The Prohibition of Greyhound Racing (Wales) Act 2026 received Royal Assent on 27 April 2026 and places a statutory ban on a clear legislative footing. As enacted by Senedd Cymru, the Act turns greyhound racing in Wales into a matter of criminal law rather than sector oversight or voluntary standards. The important qualification is timing. Royal Assent did not itself switch on the full ban. The Act establishes the offence, enforcement route and review duty now, but the operative provisions still require a commencement order from Welsh Ministers.
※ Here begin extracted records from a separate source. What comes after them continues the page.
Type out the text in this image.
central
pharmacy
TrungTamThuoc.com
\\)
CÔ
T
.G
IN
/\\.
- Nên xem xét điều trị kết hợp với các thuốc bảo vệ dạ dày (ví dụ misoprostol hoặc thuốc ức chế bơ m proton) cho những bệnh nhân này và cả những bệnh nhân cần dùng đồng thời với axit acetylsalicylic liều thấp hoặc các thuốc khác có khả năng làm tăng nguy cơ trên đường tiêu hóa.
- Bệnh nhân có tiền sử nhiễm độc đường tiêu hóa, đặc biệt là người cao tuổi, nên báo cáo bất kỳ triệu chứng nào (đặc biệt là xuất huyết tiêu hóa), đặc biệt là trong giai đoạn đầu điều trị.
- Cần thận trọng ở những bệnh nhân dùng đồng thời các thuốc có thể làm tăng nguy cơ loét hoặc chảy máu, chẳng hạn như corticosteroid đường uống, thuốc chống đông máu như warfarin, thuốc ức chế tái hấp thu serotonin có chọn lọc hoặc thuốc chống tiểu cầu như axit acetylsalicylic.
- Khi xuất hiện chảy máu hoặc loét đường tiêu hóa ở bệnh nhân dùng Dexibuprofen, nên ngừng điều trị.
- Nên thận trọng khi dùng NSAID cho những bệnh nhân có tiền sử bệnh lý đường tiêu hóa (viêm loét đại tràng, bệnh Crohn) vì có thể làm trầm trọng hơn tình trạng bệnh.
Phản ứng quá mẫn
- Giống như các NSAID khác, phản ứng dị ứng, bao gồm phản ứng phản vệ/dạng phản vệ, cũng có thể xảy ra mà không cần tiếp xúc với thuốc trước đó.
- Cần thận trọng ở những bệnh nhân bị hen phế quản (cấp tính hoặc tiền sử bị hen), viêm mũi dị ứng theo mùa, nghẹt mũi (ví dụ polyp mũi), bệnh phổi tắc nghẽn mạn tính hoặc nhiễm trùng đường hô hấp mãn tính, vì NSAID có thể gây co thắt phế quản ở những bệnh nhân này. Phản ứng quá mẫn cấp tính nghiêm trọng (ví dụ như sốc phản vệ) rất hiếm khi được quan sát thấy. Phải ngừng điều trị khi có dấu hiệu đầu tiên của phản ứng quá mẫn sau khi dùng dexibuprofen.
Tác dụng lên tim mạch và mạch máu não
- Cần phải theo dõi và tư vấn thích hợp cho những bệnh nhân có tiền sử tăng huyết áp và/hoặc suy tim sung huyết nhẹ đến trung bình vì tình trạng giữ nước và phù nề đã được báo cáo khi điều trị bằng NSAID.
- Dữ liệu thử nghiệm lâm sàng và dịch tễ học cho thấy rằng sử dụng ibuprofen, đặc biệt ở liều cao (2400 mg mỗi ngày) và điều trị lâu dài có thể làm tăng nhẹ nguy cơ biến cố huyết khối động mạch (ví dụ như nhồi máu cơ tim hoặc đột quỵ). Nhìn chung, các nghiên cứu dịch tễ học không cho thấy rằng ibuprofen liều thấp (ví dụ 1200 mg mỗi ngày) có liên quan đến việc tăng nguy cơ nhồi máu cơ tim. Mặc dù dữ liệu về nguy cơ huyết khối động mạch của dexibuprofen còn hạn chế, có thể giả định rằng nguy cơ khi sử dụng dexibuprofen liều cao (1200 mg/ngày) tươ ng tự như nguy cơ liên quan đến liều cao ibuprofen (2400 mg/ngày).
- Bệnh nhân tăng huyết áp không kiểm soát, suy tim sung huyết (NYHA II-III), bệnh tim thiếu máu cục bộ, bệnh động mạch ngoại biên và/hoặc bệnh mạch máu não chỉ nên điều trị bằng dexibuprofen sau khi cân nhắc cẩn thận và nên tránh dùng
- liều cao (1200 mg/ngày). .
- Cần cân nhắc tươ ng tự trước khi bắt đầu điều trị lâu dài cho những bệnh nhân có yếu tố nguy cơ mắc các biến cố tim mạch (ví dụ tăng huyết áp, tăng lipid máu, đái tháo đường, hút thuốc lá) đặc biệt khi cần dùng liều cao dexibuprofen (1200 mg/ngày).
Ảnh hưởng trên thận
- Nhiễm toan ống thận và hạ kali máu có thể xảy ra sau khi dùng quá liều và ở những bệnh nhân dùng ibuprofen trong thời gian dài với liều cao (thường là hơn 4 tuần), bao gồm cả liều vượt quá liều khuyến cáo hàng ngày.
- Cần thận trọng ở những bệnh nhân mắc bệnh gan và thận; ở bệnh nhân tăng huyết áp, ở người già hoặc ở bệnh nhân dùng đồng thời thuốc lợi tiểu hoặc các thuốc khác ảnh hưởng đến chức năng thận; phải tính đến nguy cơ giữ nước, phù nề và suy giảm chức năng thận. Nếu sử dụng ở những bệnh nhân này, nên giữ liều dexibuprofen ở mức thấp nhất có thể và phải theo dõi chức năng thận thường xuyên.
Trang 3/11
The main offence in section 1 is drafted around both venue use and event organisation. An operator of a stadium or similar venue in Wales commits an offence by using the site for greyhound racing or knowingly allowing it to be used for that purpose. A separate limb captures any person involved in organising greyhound racing that takes place in Wales or is intended to take place there. The definition of greyhound racing is also deliberately specific. The Act covers setting greyhounds to run around a track in pursuit of a mechanically activated lure, and it states that this includes timing or training a greyhound as it runs around a track. That wording means the ban is aimed not only at public race meetings but also at track-based preparation carried out in the same format.
The legislation goes beyond the owner of a site when deciding who counts as an operator. The term includes the owner, the person with overall responsibility for the operation of the venue, and, where that person is outside the United Kingdom, the person in the United Kingdom responsible for running it. For venue managers and leaseholders, that removes any simple argument that liability sits elsewhere. On penalty, the Act provides for summary conviction and a fine. It does not create a licensing system or a civil warning route in place of criminal enforcement. Once section 1 is commenced, the legal model is prohibition backed by prosecution.
Schedule 1 addresses organisational liability. If the offence is committed by a body corporate, a partnership or an unincorporated association, senior individuals can also commit the offence where the breach occurred with their consent or connivance, or was attributable to their neglect. For companies, the provision reaches directors, managers, secretaries and similar officers. For partnerships it reaches partners, and for unincorporated associations it reaches officers and members of the governing body. The Schedule also allows proceedings to be brought in the name of the partnership or association itself, which is a practical point for enforcement where the organiser is not a standard company structure.
Schedule 2 then supplies the investigation powers. Inspectors may be appointed by county councils, county borough councils in Wales, or the Welsh Ministers. They may enter premises other than dwellings where there are reasonable grounds to suspect that an offence under section 1 is being committed, has been committed or is about to be committed, or that evidence may be found there. Dwellings are treated more restrictively. Entry to premises used wholly or mainly as a dwelling requires either consent or a warrant from a justice of the peace. A warrant must be supported by sworn information in writing and can be issued only where the justice is satisfied both that the suspicion test is met and that one of the statutory conditions applies, including refusal of entry, risk of frustrating the purpose of entry, or the occupier’s absence. Any warrant authorises one entry only and must be used within 28 days.
Once on the premises, inspectors may search, question individuals, require reasonable assistance, inspect documents, obtain electronic records in a legible form, take photographs or video, and seize items reasonably believed to be evidence. The seizure power does not extend to dogs, and material protected by legal professional privilege is expressly excluded. The Act also creates a separate offence for enforcement obstruction. A person who intentionally obstructs an inspector, or who fails without reasonable excuse to comply with a reasonable requirement for assistance, is liable on summary conviction to a fine. Inspectors, and people assisting them under supervision, are protected from liability where the court is satisfied that they acted in good faith and on reasonable grounds.
Commencement is one of the Act’s most significant operational features. The commencement provision and the citation provision came into force on 28 April 2026, the day after Royal Assent. The rest of the Act, including the offence and enforcement schedules, must be commenced by Welsh Ministers through a Welsh statutory instrument no earlier than 1 April 2027 and no later than 1 April 2030. That structure creates a defined transition period rather than immediate prohibition. It also imposes a post-implementation check: Welsh Ministers must review the operation, effect and compliance of the Act and publish a report within three years of section 1 coming into force. For venue operators, promoters and related commercial bodies, the practical position is now clear. Mechanically lured track racing in Wales has been legislated for prohibition, and the remaining uncertainty is confined to the date on which the ban takes legal effect.